An employer may be held liable for common-law indemnification if the employee has sustained a grave injury as defined by the Workers' Compensation Law (see Workers' Compensation Law § 11; Majewski v Broadalbin-Perth Cent. School Dist., 91 NY2d 577; Blackburn v Wysong & Miles Co., 11 AD3d 421). Grave injuries are those injuries that are listed in the statute and are determined to be permanent (see Blackburn v Wysong & Miles Co., 11 AD3d at 422; Ibarra v Equipment Control, 268 AD2d 13). A broken ankle is not an injury listed in the statute. Accordingly, the plaintiff did not sustain a grave injury as defined by the statute. The Supreme Court, therefore, correctly granted that branch of Brakewell's motion which was for summary judgment dismissing the defendants' common-law indemnification claim.
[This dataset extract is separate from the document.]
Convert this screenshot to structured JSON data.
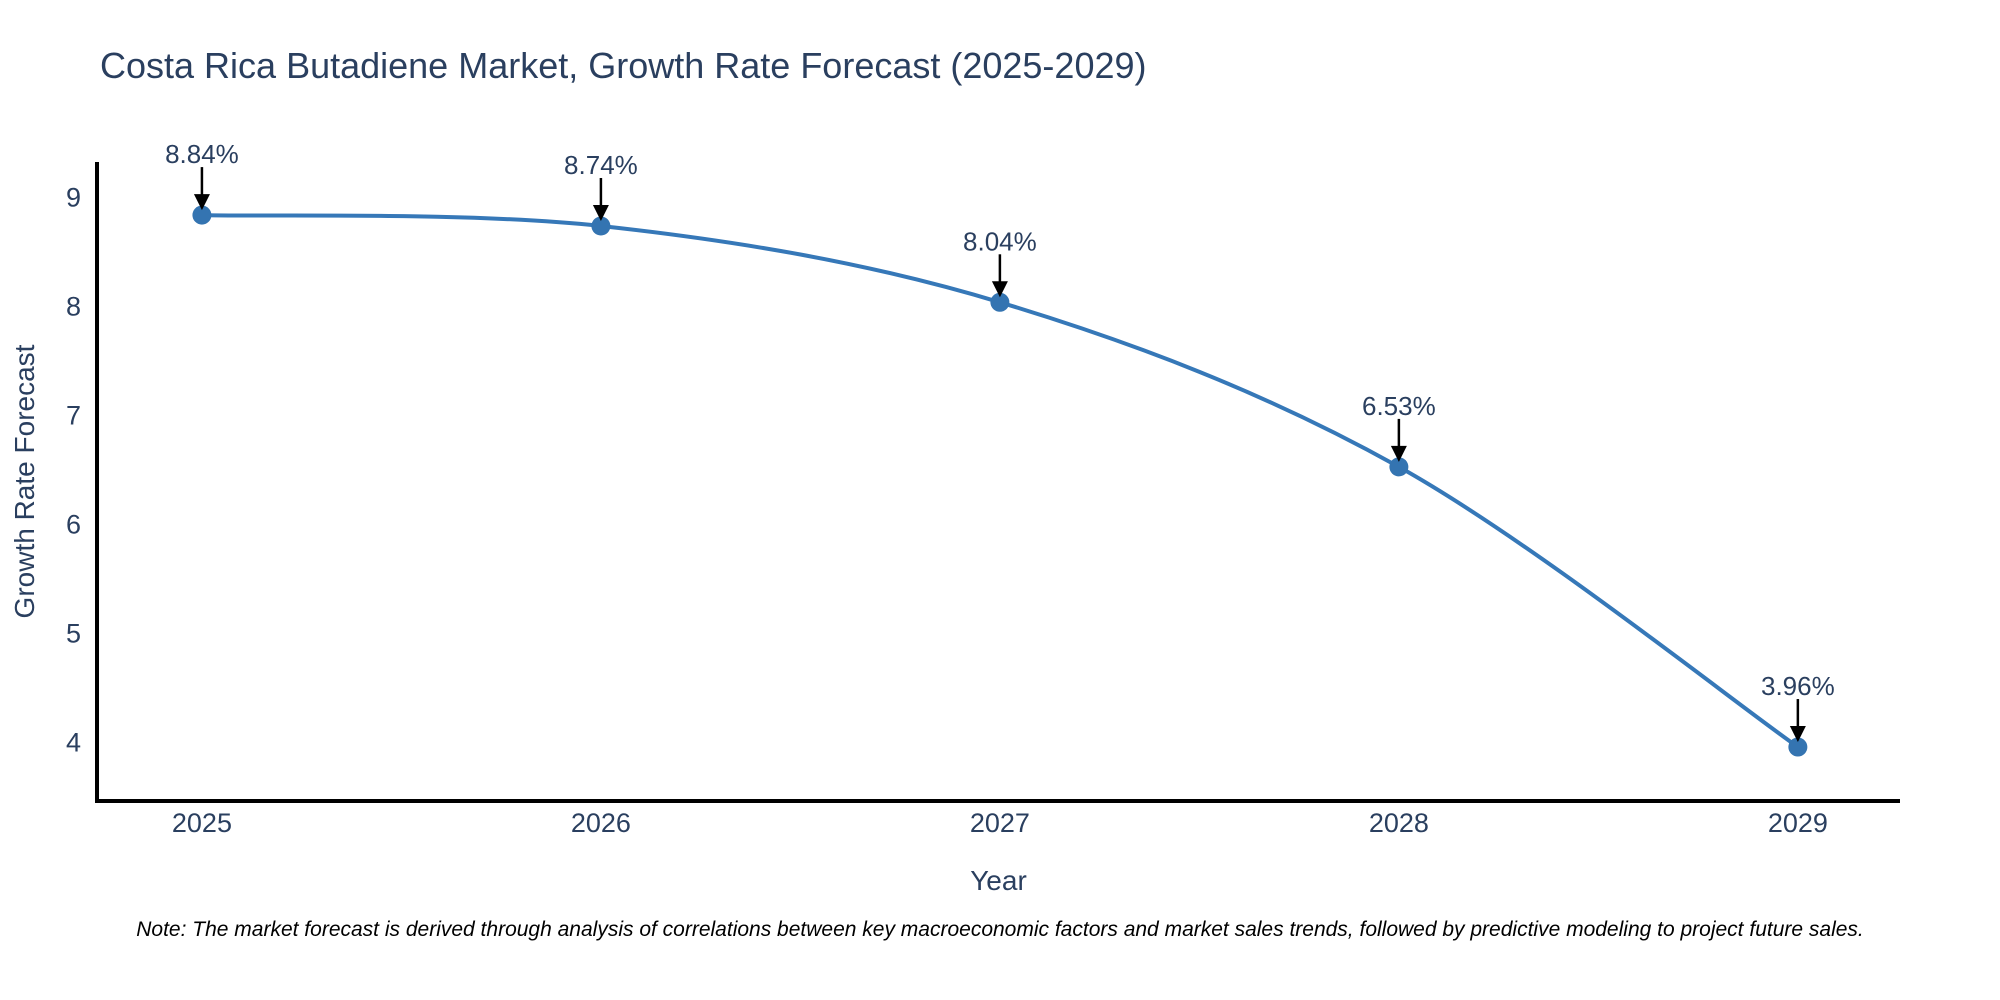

Further, the defendants were not entitled to contractual indemnification from Brakewell. Even in the absence of grave injury, an employer may be subject to an indemnification claim "based upon a provision in a written contract" (Workers Compensation Law § 11; see Rodrigues v N & S Bldg. Contrs., Inc., 5 NY3d 427, 430). Pursuant to General Obligations Law § 5-321, a lease provision which purports to exempt a lessor from liability for its own acts of negligence is void and unenforceable (see Gross v Sweet, 49 NY2d 102; Gibson v Bally Total Fitness Corp., 1 AD3d 477; Radius, Ltd. v Newhouse, 213 AD2d 614). The broad indemnification provision in the lease purportedly shifts the entire responsibility for damages to Brakewell regardless of the defendants' own negligence. Accordingly, the indemnification clause is unenforceable under General Obligations Law § 5- 321 (see Gibson v Bally Total Fitness Corp., 1 AD3d 477; Leone v Leewood Serv. Sta., 212 AD2d 669, 672). Therefore, the Supreme Court correctly granted that branch of Brakewell's motion which was for summary judgment dismissing the defendants' contractual indemnification claim.
The defendants' remaining contention is without merit.
RITTER, J.P., FLORIO, MILLER and CARNI, JJ., concur.